O parlamento aprovou hoje em votação final global a proposta do Governo que estende o Sistema de Incentivos Fiscais à Investigação e Desenvolvimento Empresarial (SIFIDE) até 2026 e revoga aplicação indireta do benefício através de fundos de investimento.
A iniciativa foi aprovada com os votos a favor do PSD, CDS-PP e IL.
O PS, o Chega, o Livre, o PAN, o BE e o JPP abstiveram-se, enquanto o PCP votou contra.
O diploma contém uma autorização legislativa para o Governo alterar o Código Fiscal do Investimento nesse sentido, com a redação consagrada num decreto-lei anexo ao texto legislativo.
O SIFIDE é um benefício fiscal que permite às empresas deduzir ao lucro que é tributado em IRC uma parte das despesas realizadas em atividades de investigação e desenvolvimento (I&D), como por exemplo despesas com pessoal diretamente envolvido em tarefas de investigação e desenvolvimento ou custos com o registo, compra e manutenção de patentes.
Além de o regime ser prolongado por mais um ano, até 2026, os prazos para os fundos de investimento realizarem investimentos em empresas que concretizem os investimentos em atividades de I&D são alargados de três para cinco anos.
Ao mesmo tempo, o executivo de Luís Montenegro (PSD e CDS-PP) fica autorizado a “não prorrogar a possibilidade de aplicação indireta do SIFIDE II através de fundos de investimento”, acabando com a possibilidade de as empresas deduzirem os valores aplicados em fundos de capital de risco que apoiem projetos I&D, ou seja, deduzir despesas indiretas de investigação.
Com isso, as empresas deixam de poder constituir novos ‘stocks’ que investimento a deduzir, mas aquelas que já constituíram um ‘stock’ de investimento poderão aceder ao benefício fiscal.
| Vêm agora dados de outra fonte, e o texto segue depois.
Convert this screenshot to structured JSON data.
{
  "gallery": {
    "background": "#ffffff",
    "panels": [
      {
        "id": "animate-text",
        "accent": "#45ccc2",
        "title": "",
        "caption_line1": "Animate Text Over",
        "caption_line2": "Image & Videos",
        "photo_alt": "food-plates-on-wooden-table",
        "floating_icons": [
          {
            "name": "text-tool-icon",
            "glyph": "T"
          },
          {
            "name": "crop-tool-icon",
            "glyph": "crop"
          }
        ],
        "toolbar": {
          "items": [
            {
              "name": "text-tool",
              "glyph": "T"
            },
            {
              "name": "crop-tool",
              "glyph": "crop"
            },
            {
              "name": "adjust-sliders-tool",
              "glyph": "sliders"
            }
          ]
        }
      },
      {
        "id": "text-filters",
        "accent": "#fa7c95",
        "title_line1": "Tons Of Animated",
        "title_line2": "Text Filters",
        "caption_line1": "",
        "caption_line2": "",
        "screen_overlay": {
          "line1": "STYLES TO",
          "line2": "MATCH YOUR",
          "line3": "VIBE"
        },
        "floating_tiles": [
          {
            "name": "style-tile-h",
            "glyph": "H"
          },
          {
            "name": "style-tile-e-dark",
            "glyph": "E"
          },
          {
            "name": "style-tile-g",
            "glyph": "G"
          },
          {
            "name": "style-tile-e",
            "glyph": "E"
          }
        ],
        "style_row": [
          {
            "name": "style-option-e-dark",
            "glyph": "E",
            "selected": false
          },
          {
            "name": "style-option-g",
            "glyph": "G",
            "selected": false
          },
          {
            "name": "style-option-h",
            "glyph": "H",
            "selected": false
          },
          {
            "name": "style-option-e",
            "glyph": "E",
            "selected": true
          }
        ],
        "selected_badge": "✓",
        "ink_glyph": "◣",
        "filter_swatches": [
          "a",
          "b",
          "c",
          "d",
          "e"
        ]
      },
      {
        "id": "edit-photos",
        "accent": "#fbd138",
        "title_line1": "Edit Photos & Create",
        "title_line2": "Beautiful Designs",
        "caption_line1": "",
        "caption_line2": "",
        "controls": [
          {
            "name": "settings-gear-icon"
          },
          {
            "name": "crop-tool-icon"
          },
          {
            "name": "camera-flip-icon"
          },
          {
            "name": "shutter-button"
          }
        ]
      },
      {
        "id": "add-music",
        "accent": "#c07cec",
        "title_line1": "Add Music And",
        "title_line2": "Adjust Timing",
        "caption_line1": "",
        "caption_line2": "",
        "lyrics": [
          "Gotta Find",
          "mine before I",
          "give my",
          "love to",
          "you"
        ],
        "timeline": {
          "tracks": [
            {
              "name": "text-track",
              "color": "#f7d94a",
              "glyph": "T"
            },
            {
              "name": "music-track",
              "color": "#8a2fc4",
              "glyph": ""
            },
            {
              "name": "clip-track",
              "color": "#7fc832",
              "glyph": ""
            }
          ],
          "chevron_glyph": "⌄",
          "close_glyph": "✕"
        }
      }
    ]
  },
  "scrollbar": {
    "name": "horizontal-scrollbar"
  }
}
Na explicação da proposta de lei, o Governo sustenta que há “um desfasamento significativo entre os montantes deduzidos fiscalmente e a efetiva concretização de investimentos em I&D” e dificuldades na aplicação dos montantes disponíveis “nos prazos legalmente estabelecidos”, o que levou a um “desincentivo ao investimento direto em I&D” e a “um desalinhamento entre os montantes disponíveis e os projetos efetivamente elegíveis”.
No debate da iniciativa legislativa na generalidade, em 22 de janeiro, a secretária de Estado dos Assuntos Fiscais, Cláudia Reis Duarte, disse que a alteração é um “passo responsável de transição” das regras, anunciando a constituição de um grupo de trabalho este ano para proceder a “uma avaliação aprofundada do regime” posteriormente.
A proposta foi aprovada na generalidade em 23 de janeiro.
Em 25 de fevereiro, durante a discussão da iniciativa na especialidade na Comissão de Orçamento, Finanças e Administração Pública, a diretora-geral da Autoridade Tributária e Aduaneira, Helena Borges, disse que o controlo do SIFIDE é de “elevadíssima complexidade”, mas garantiu existir uma boa articulação entre o fisco e a Agência Nacional de Inovação, dizendo que as fiscalizações da administração tributária já deram origem a 20 milhões de euros de correções fiscais em três anos.